De l’obligation d’élagage des arbres par leurs propriétaires

Rép. min. Q. n° 17.855, JO Sénat 11.03.2021

À l’occasion de la question sénatoriale posée le 17.09.2020, le Ministère de la justice dresse la liste des obligations d’élagage tant à l’égard des propriétaires riverains (1°/), que de l’autorité de police administrative sur ses voies ouvertes à la circulation publique (2°/).

1°/ Selon l’article 673 du Code civil, le propriétaire des arbres dont les branches avancent sur le fonds voisin peut se voir contraint de les couper

Et ce, sans limitation dans le temps : « Le droit de couper les racines, ronces et brindilles ou de faire couper les branches des arbres, arbustes ou arbrisseaux est imprescriptible ».

Comme le rappelle le Ministre, le propriétaire du fonds sur lequel la végétation déborde ne peut procéder lui-même à l’élagage, mais il peut l’enjoindre son voisin à le faire.

Selon la 3ème chambre civile de la Cour de cassation, « le fait pour le propriétaire de l’arbre d’arguer que l’élagage risque de provoquer la mort de l’arbre » ou que « la conservation de la branche litigieuse améliore l’équilibre de l’arbre qui autrement aurait été totalement déséquilibré par la suppression de toutes les branches du même côté », ne sont pas des moyens de nature à faire obstacle à la demande et au droit d’élagage (respectivement, Cass. 3ème, 16.01.1991 : pourv. n° 89-13.698 et 16.03.2017 pourv. n° 15-29.147).

Toutefois, à défaut pour l’article 673 d’être à caractère d’ordre public, les voisins peuvent y déroger par convention, dans le cadre d’un Règlement de copropriété ou d’un cahier des charges de lotissement (Cass. 3ème civ., 13.06.2012, pourv. n° 11-18.791).

Enfin, à l’occasion de la QPC relative à la constitutionnalité de l’article 673, la 3ème chambre civile affirme que ses dispositions « n’ont ni pour objet ni pour effet de priver le propriétaire des arbres de son droit de propriété, mais seulement d’en restreindre l’exercice » dans le cadre de « relations de bon voisinage » (QPC du 3.03.2015,n° 14-40.051).

2°/ Pouvoir de police administrative en matière d’élagage des plantations privées

Au titre de la police municipale de l’article L. 2212-2 du CGCT visant « le bon ordre, la sûreté, la sécurité et la salubrité publique », le Maire a le pouvoir d’agir en faveur de la « sûreté et la commodité du passage dans les rues, quais, places et voies publiques ».

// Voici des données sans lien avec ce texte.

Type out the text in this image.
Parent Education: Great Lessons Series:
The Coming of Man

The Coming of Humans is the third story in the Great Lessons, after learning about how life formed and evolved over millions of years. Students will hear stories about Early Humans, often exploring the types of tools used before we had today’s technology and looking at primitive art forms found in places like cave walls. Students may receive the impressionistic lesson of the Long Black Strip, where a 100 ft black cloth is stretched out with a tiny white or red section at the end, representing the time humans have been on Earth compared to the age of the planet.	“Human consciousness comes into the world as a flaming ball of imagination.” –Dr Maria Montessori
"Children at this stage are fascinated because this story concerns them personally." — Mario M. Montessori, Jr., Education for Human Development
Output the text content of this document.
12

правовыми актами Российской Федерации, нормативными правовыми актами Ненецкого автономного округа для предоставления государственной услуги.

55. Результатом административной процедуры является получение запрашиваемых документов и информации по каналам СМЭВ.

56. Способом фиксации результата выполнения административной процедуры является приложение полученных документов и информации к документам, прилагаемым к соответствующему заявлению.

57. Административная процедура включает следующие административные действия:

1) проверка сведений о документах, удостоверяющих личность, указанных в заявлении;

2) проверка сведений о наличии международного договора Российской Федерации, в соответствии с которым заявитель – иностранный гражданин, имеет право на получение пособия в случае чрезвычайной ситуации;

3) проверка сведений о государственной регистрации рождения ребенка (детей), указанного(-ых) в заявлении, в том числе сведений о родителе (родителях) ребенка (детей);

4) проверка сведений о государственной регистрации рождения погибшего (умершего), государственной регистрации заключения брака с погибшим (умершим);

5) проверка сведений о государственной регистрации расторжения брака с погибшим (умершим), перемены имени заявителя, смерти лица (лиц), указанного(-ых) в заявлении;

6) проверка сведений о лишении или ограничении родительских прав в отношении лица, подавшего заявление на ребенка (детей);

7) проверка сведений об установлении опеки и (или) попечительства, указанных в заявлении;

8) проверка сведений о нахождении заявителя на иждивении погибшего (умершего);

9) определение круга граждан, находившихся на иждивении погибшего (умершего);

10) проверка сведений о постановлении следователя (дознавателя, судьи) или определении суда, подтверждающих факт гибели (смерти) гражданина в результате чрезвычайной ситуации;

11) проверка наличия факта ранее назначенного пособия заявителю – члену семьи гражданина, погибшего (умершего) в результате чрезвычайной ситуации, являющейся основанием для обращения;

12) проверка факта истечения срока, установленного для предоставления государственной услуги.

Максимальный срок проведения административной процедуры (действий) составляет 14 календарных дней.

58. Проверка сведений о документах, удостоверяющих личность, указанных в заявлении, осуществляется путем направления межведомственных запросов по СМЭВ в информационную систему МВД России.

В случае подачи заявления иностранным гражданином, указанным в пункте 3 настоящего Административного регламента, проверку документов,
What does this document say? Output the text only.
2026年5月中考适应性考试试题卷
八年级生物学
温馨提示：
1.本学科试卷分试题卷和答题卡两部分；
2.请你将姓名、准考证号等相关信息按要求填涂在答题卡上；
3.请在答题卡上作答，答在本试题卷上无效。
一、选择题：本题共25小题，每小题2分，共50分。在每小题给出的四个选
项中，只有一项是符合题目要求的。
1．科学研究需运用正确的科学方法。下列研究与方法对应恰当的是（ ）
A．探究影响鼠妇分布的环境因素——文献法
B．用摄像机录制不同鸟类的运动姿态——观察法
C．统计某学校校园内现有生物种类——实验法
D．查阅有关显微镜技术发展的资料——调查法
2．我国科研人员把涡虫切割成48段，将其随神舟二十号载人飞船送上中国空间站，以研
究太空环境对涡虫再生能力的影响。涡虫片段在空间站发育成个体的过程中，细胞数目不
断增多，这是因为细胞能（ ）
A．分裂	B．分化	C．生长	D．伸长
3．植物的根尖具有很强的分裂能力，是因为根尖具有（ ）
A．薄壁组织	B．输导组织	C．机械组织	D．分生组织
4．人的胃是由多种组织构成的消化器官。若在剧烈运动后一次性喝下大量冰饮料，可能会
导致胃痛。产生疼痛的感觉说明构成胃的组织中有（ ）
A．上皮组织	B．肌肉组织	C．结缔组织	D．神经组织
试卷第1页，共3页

Tout manquement à un arrêté du Maire en matière d’élagage et d’entretien des arbres et haies donnant sur la voie ou le domaine publique, qui présenterait un risque pour la sécurité des personnes et ayant un caractère répétitif ou continu, est passible d’une amende administrative d’un montant de 500 euros (art. L. 2212-2-1 du CGCT).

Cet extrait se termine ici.